There's more to the story, as provided in a June 26, 2017, ILVA article:
"At the Corpus Domini service on 18 June the Holy Father used the crozier that ILVA employees gave him when he visited the Cornigliano facility.
"The crozier made by employees at Genova Cornigliano [an Italian specialized steel manufacturing plant] and donated to the Holy Father when he visited the facility on 27 May has appeared in an event broadcast worldwide. On Sunday 18 June in fact, Pope Francis went to the Corpus Domini celebration in the Basilica di San Giovanni in Laterano with 'our' crozier.
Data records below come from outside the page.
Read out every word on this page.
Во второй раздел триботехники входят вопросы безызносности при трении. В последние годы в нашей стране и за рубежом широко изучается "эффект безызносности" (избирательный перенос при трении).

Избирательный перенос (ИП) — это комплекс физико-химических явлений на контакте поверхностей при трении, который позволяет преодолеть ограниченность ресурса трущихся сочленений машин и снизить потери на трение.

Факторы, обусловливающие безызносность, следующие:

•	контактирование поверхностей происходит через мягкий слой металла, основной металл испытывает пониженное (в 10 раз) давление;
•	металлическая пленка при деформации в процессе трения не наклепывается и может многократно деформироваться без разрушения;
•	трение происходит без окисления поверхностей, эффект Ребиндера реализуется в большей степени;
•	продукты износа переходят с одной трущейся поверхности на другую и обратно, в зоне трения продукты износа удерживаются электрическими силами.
"1.70 m long and weighing around 3.5 kg [7.7 lbs], the crozier is made of stainless steel recycled from old spare parts. To make this precious tribute – which packs away into an overnight bag - our colleagues at Genova Cornigliano worked with passionate devotion for around a month. The form of the cross, with the Tau symbol, was produced by a pantograph and a high precision plasma cutting process, while the body of the staff was fashioned on a lathe in the workshops."
In any case, for Lutherans, a crozier is more of a symbol of an episcopal (if not sacerdotal) view of the office of the ministry.
Actually, this is highly appropriate for this pope who is "new, modern, strange, and unintelligible."
I happy to like the new crosier... and if it is a crosier rather than a processional cross or crucifix... perhaps even more reason why might not see a corpus ... I tend to like crucifixes more than simple crosses in the main but this one has some interest to me as a modern depiction... and indeed as I sometimes am loath to admit... the cross also says a great deal even as the crucifix certainly does... I am not sure if someone dislikes the present pontiff, his crosier ought automatically to symbolize or capture the essence of one's reason for dislike...
Whatever you say about the steel-worker-built crozier, it's better than the one that got raked over the coals in the September 28, 2014, Novus Ordo Watch article, "That Seventies “Pope”: Bergoglio’s New Pastoral Staff Ugly as Hell":
"Dentists and hygienists around the globe must be envious: The world’s largest dental explorer was carried in procession by the Jesuit Jorge Bergoglio, 'Pope' Francis, on Saturday, September 27, 2014, as he celebrated the 200th anniversary of Pope Pius VII’s re-establishment of the Jesuit order. The hideous crozier Francis carried really did resemble an oversized toothpick or a dental sickle probe more than a Pope’s pastoral staff and so made one wonder if Pope Clement XIV didn’t perhaps have a vision of our times when he decided to suppress and abolish the Society of Jesus in 1773."